I hope you enjoyed this overview.  My next post will focus on the ends of hammers, what is known as the pein. And if you want more detailed information on what each hammer does, check out my “Better Know Your Hammer” series.

***Better Know Your Hammer – the book is now available as a paperback or ebook!  It includes info about all these hammers plus a glossary, hammer resources, and info on why hammers work the way they do and tips on using and buying one. (updated 7/2011)***

6 thoughts on “Hammers, Hammers, Everywhere!

  1. Your detailed hammer page is very informative! I have bookmarked it for future reference. If I win the lottery I want all of Otto Frei’s hammers…..oh wait, that means I have to actually buy a lottery ticket doesn’t it! Thanks Wendy for all that you share with us.


  2. Hi Wendy,
    I have a question for you. Awhile back I read one of your post that I can’t seem to locate. I read that after you do a heat patina you take a hammer to it to help keep the patina. Can you explain to me how you do this, what type of hammer you use? I am working on a project and I want to use this process on this project.

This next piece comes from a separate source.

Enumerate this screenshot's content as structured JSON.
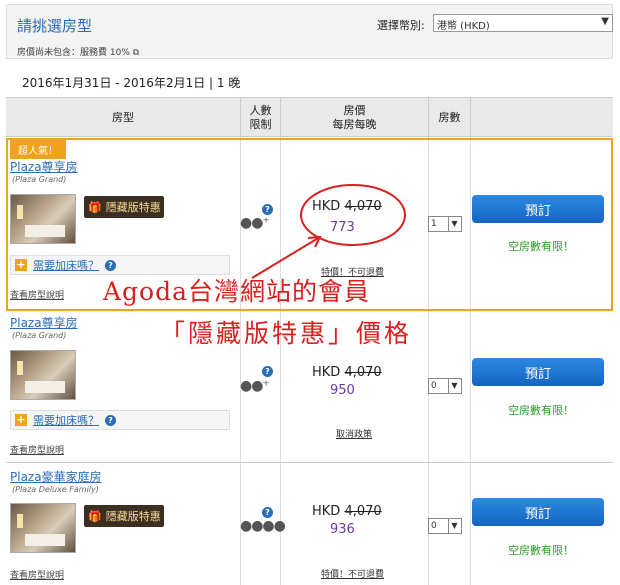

  3. Basically, I just meant that I don’t pickle after annealing. If I’m making a bowl, that means that I planish the heat patina into the surface of the metal (I usually so this with nickel.) With the fold forming, it just means that I don’t clean it after annealing, but just work the metal with what ever hammer or mallet I’m using for the job. Planishing is what really works it into the metal though. I hope this answers your question, Norma!